TL;DR: the performance gap is due to a complex low-level effect related to how modern processors execute instructions. More precisely, the performance is dependent to the number of store-forwarding operations that can be executed in parallel regarding the number of objects in the target list : having more objets results in more independent instructions so more instructions that can be executed in parallel and a smaller critical path of the dependency chain of the instructions to be executed.
To understand what is going on, we first need to analyse what is the assembly code executed by the processor. We also need to understand quite well how modern processors work. Finally, a a deep analysis can help us to untangle what is precisely going on.

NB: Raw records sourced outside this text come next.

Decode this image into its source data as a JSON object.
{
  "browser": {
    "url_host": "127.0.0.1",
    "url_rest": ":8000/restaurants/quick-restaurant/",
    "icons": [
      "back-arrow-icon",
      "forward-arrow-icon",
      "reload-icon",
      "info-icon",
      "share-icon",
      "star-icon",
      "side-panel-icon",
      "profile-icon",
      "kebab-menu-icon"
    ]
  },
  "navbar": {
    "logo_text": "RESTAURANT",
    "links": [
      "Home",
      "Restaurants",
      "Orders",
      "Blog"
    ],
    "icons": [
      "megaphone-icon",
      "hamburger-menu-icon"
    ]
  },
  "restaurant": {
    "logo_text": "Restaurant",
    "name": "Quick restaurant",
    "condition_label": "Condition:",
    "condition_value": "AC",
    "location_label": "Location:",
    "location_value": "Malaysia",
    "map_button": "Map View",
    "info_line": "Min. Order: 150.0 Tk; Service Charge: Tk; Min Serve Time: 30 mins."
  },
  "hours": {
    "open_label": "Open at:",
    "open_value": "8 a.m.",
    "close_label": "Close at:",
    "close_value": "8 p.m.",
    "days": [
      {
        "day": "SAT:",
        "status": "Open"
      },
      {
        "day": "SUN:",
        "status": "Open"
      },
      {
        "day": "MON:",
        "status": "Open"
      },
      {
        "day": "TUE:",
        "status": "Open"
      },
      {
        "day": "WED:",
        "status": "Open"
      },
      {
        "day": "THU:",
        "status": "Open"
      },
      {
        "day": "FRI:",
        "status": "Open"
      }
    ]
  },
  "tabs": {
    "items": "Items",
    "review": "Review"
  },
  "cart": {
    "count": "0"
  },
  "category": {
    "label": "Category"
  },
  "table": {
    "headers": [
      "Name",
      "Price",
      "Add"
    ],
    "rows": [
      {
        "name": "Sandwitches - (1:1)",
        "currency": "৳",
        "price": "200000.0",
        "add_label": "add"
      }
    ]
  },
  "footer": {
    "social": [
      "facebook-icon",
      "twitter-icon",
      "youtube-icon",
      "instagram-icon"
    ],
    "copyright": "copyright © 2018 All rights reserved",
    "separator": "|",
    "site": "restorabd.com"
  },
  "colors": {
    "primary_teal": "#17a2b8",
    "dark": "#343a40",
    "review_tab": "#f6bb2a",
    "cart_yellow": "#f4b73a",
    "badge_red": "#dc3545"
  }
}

Configuration & reproducibility
On my machine, I am able to reproduce the problem on Windows 10 using CPython 3.8.1, a i5-9600KF processor and two RAM DIMM @ 3200 MHz (CL16). Here are the timings:
1.35 µs ± 51.7 ns per loop (mean ± std. dev. of 1000 runs, 2000 loops each)
1.24 µs ± 50.6 ns per loop (mean ± std. dev. of 1000 runs, 2000 loops each)
1.41 µs ± 54 ns per loop (mean ± std. dev. of 1000 runs, 2000 loops each)
2.49 µs ± 89.8 ns per loop (mean ± std. dev. of 1000 runs, 1000 loops each)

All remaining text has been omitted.